The ER was crowded, the line for meds twenty people deep, and I waited for my morning patients with impatience. “Fifty-four total on the census today. It’s too much to handle,” Rhoda said to me when she saw me waiting. “Bellevue’s psych ER never takes more than twenty, even though they have five times the physical space as us and twice the staff.” I asked her about the discrepancy. “Because it’s in Manhattan and because they get white patients,” she said.

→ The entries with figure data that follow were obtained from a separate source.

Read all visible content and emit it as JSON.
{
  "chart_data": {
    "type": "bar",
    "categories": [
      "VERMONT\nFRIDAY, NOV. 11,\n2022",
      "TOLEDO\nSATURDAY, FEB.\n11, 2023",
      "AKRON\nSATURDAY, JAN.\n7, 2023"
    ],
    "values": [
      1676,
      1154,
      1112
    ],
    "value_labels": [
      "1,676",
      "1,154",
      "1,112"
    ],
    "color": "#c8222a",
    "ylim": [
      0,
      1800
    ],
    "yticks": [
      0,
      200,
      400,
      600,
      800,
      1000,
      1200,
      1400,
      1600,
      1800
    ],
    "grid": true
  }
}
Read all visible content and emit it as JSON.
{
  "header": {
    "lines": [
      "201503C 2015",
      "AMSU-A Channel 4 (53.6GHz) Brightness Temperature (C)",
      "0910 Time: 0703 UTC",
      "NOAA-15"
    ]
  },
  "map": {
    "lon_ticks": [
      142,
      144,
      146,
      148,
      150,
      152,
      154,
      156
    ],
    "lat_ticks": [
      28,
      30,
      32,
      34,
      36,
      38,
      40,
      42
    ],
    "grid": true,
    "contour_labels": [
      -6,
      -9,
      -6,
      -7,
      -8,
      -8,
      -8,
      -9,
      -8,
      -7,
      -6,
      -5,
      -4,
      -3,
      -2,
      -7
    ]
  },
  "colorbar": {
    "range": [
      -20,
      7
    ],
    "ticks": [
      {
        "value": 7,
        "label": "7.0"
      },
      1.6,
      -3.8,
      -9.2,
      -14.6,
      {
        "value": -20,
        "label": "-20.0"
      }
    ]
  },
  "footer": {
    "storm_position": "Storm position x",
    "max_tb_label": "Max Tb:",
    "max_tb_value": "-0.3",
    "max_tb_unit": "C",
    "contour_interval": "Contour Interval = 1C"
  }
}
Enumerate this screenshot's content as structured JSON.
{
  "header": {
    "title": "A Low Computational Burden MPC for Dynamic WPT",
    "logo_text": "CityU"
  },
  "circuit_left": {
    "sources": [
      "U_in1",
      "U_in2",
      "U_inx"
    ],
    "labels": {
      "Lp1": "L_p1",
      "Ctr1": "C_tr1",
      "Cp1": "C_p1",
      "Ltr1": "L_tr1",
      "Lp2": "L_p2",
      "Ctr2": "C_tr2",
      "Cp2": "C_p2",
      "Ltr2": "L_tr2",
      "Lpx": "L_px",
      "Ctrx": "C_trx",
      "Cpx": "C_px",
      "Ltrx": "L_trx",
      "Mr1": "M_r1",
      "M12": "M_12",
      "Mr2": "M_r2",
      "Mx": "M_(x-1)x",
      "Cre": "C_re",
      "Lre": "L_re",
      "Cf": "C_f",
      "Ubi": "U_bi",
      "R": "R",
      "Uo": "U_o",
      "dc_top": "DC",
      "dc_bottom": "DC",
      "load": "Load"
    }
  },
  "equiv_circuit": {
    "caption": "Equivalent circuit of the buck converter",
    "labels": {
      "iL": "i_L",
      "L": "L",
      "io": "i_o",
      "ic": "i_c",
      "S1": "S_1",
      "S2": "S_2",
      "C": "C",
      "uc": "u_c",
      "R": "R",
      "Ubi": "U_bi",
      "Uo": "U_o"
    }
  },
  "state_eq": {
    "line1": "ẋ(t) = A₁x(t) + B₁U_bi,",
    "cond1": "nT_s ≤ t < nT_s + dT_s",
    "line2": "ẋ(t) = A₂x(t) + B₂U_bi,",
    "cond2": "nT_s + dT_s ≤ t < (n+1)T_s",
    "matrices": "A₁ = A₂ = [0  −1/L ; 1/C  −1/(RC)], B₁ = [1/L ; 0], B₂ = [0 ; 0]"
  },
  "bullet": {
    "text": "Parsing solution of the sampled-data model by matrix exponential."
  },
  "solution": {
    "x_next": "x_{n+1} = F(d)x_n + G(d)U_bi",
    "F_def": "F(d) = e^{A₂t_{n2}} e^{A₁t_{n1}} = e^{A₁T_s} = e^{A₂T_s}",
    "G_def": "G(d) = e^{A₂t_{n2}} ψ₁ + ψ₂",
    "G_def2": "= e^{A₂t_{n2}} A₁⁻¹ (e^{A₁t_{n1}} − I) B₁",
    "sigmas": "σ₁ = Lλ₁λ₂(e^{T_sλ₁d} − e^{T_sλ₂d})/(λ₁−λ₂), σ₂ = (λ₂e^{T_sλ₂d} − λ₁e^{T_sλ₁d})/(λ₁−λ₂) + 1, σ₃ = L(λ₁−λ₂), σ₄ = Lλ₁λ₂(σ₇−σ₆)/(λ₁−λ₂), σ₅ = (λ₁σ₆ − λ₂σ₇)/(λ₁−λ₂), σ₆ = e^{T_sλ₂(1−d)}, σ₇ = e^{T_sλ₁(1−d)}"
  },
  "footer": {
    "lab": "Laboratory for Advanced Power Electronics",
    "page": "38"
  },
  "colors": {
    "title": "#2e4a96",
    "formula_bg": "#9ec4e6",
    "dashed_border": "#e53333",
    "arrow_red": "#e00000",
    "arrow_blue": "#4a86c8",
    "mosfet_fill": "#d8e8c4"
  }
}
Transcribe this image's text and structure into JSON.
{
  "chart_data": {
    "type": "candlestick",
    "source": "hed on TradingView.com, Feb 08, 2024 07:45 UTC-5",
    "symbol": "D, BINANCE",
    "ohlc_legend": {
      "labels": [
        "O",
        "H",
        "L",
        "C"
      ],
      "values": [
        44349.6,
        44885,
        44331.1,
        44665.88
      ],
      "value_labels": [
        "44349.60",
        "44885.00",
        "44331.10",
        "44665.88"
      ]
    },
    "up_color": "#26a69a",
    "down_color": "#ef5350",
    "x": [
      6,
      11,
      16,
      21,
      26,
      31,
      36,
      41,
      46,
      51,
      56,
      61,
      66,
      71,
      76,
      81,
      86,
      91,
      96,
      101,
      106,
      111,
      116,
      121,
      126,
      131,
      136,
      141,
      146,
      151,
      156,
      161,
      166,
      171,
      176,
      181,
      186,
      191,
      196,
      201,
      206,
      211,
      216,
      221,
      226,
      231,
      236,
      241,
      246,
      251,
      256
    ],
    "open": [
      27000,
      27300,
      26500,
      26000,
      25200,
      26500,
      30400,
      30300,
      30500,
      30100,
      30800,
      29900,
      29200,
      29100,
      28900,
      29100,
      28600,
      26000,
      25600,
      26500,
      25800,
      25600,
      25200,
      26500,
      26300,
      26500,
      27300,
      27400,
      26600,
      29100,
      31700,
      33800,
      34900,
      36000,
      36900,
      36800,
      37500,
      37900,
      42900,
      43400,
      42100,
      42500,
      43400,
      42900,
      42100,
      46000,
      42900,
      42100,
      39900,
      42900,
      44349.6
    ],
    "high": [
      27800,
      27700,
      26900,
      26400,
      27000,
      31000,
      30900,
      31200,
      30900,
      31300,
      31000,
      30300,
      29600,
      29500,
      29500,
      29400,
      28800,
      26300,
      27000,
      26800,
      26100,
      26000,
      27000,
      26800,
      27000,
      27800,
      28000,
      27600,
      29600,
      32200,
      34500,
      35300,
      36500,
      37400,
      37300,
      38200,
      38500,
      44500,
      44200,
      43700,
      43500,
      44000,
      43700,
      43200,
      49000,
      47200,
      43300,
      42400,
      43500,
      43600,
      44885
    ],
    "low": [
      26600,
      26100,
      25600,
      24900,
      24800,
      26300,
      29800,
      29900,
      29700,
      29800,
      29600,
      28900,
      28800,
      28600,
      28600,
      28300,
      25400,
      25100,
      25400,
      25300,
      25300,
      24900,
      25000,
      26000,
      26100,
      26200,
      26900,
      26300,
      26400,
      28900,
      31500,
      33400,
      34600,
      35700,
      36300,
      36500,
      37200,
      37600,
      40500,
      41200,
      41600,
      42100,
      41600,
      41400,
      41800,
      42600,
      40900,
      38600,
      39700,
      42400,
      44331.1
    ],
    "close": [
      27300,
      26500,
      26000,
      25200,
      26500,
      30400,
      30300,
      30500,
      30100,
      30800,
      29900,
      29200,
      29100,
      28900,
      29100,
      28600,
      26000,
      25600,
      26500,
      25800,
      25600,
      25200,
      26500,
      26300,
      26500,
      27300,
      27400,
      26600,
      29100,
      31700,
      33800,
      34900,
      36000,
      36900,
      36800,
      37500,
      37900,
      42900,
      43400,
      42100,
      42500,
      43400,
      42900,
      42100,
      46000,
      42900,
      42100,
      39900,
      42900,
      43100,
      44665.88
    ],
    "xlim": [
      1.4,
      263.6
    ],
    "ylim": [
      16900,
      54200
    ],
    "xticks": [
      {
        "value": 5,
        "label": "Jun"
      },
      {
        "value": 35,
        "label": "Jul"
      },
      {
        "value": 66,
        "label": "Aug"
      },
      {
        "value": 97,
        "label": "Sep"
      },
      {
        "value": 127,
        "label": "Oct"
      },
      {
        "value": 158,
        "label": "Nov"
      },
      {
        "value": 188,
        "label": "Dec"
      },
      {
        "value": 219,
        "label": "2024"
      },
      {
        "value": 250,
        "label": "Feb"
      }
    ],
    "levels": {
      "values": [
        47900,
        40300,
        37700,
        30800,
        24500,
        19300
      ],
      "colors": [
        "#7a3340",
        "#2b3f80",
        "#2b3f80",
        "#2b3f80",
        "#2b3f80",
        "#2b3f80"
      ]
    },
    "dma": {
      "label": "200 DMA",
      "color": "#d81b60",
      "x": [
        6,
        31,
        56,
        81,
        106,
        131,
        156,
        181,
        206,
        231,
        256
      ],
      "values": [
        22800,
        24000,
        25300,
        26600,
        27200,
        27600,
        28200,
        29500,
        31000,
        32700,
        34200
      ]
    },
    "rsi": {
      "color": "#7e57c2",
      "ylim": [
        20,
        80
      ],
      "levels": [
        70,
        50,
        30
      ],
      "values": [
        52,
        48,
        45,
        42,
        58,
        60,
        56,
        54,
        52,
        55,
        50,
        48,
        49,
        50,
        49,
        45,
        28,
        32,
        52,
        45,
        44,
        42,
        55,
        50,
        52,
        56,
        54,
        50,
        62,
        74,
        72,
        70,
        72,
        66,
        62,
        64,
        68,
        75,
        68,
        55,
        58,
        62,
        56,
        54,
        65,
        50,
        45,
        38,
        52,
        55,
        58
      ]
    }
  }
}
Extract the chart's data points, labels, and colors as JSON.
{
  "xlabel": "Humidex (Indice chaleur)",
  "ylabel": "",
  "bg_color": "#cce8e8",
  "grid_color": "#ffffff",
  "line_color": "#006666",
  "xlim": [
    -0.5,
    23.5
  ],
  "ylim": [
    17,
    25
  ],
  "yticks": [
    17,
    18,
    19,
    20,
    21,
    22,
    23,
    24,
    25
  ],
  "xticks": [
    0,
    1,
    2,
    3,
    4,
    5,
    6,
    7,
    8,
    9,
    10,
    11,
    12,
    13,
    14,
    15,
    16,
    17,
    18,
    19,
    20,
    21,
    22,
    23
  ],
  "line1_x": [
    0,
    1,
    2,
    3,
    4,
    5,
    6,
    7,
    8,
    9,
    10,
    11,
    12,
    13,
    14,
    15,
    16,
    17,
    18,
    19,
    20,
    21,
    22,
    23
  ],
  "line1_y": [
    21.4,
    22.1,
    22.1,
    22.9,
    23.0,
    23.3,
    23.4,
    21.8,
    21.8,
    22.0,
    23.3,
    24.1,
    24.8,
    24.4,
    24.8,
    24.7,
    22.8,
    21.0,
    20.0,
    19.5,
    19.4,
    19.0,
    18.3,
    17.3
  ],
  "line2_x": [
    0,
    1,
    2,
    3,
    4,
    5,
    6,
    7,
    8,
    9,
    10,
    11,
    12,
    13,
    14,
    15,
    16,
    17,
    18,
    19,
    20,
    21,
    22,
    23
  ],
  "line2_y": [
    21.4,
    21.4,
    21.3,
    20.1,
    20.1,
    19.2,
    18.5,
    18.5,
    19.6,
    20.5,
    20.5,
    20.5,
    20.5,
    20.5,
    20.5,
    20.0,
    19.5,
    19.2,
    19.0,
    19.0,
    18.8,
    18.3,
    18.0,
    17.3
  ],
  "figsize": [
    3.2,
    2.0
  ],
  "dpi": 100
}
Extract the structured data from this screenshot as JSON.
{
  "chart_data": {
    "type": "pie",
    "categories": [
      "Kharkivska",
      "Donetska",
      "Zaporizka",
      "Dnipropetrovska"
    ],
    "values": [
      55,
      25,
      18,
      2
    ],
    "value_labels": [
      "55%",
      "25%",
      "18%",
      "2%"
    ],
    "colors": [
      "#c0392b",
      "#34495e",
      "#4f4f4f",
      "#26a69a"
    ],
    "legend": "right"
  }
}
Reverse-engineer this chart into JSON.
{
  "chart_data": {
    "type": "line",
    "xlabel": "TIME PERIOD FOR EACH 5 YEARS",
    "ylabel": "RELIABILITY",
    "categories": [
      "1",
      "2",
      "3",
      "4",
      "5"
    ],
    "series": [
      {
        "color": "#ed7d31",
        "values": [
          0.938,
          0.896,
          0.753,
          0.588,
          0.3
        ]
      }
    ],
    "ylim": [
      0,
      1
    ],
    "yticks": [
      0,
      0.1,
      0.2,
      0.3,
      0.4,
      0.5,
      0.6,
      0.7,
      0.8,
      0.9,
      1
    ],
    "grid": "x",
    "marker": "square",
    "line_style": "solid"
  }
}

Rhoda wandered off, and a rare and manic white guy in his forties came and stood beside me, talking as fast as one of those fast talkers on a TV commercial, but he was not limited by thirty seconds of airtime, and it was truly impressive, his ability to go on and on and on at that speed and not stop. With fifty-four patients, no one was getting enough attention. After the distribution of caplets and capsules and liquids, I ushered my six into the dayroom. Mr. Jean was still there and still stewing about his mother. Mr. Rumbert remained selectively mute. A pretty Indian girl who was new to me had a now familiar psychotic stare and was also choosing not to speak. Despite the fellatio incident, Mr. Roy lingered. When group ended, I returned to T.’s office to record our proceedings
faithfully in the charts. T. came in and shut the door behind her. She did not sit down. She was short of breath.